Und er hört: aus dem Kleefelde tönt ein heller Vogelruf: „Ki–zoi–witt, ki–wi–witt, ki–wi–witt!“
Dann ist es wieder still.
„Das ist die Schlagwachtel“, sagt die Mutter, „und immer schlägt sie dreibis fünfmal, nie mehr und nie weniger!“
Und immer zählt Aurel: drei Schläge, vier Schläge, fünf Schläge, dann verstummt der Vogel. Und nur die Schnarrwachtel knarrt unermüdlich und ohne Pause.
„Nie mehr und nie weniger“, wiederholt die Mutter seufzend. „Drei Monate, dann ist der Sommer zu Ende, und fünf Monate, dann ist es wieder Winter. Aber jetzt mußt du ins Bett!“
Aurel nimmt die vielen Kränze mit und hängt sie am Bettpfosten über dem Kopfkissen auf. Wie die Wiesenblumen und Gräser duften! Ein Kranz ist voll überreifer Walderdbeeren, die süß auf der Zunge zergehen.
Aber noch lange liegt Aurel wach.
Durch das offene Fenster wehen vom Krug Gesang und Harmonikagedudel, quarren die Frösche im Teich, meckert weit auf dem Heuschlag eine Bekassine, bellt ein schreckender Rehbock im Wald.

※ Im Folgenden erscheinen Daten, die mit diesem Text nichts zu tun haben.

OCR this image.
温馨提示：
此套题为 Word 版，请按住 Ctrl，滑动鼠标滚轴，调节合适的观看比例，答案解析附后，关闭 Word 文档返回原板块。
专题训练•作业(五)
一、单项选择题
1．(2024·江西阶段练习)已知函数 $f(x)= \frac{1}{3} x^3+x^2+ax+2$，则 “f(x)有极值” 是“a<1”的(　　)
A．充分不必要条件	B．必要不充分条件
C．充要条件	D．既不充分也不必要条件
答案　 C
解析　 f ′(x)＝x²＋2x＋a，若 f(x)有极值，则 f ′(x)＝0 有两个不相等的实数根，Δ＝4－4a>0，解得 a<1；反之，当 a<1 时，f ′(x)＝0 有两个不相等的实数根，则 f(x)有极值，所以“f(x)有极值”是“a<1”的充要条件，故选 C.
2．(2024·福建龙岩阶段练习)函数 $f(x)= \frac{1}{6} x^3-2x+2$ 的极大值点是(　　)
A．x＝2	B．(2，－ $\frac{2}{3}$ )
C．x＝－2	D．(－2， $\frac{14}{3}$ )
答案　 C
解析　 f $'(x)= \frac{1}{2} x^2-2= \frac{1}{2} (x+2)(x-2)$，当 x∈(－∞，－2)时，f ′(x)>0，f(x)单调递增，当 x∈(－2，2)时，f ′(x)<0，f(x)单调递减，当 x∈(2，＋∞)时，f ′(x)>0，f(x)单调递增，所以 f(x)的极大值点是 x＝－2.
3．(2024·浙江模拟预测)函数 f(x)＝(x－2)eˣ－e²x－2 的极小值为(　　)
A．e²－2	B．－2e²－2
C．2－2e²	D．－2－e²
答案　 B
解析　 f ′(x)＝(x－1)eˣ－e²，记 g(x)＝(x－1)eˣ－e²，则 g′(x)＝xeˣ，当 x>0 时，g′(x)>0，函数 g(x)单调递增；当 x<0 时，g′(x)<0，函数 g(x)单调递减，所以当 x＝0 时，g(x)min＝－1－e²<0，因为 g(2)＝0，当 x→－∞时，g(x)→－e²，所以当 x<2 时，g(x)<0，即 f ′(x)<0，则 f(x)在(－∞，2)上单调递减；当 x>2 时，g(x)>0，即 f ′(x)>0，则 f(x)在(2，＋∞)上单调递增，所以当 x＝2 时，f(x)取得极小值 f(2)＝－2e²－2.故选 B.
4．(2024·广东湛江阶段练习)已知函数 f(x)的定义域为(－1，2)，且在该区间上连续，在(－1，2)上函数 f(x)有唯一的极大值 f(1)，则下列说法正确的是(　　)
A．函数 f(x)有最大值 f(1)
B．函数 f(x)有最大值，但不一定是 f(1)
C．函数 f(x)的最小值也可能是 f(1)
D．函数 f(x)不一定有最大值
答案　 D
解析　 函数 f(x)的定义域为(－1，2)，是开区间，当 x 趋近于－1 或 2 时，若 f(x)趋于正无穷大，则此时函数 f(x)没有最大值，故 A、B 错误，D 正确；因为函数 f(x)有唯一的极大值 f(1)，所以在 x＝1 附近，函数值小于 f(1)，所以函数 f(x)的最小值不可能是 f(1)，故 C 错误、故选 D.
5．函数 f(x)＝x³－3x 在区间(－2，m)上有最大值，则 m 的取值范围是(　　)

Die weiße Johannisnacht singt mit all ihren Stimmen das Lied vom kurzen Sommer.
Die große Kalesche mit dem Viererzug steht vor der Veranda; Marz sitzt in seinem blauen Kutscherrock mit den Silberknöpfen und dem enggeschnürten Gürtel dick und steif auf dem Bock; Janz und die schwarze Tina binden hinten unter dem zurückgeklappten Verdeck den großen Reisekoffer auf; Karlin rennt aufgeregt mit einer Hutschachtel, Handtaschen und Plaids hin und her; Karlomchen hält den Speisepaudel in der Hand.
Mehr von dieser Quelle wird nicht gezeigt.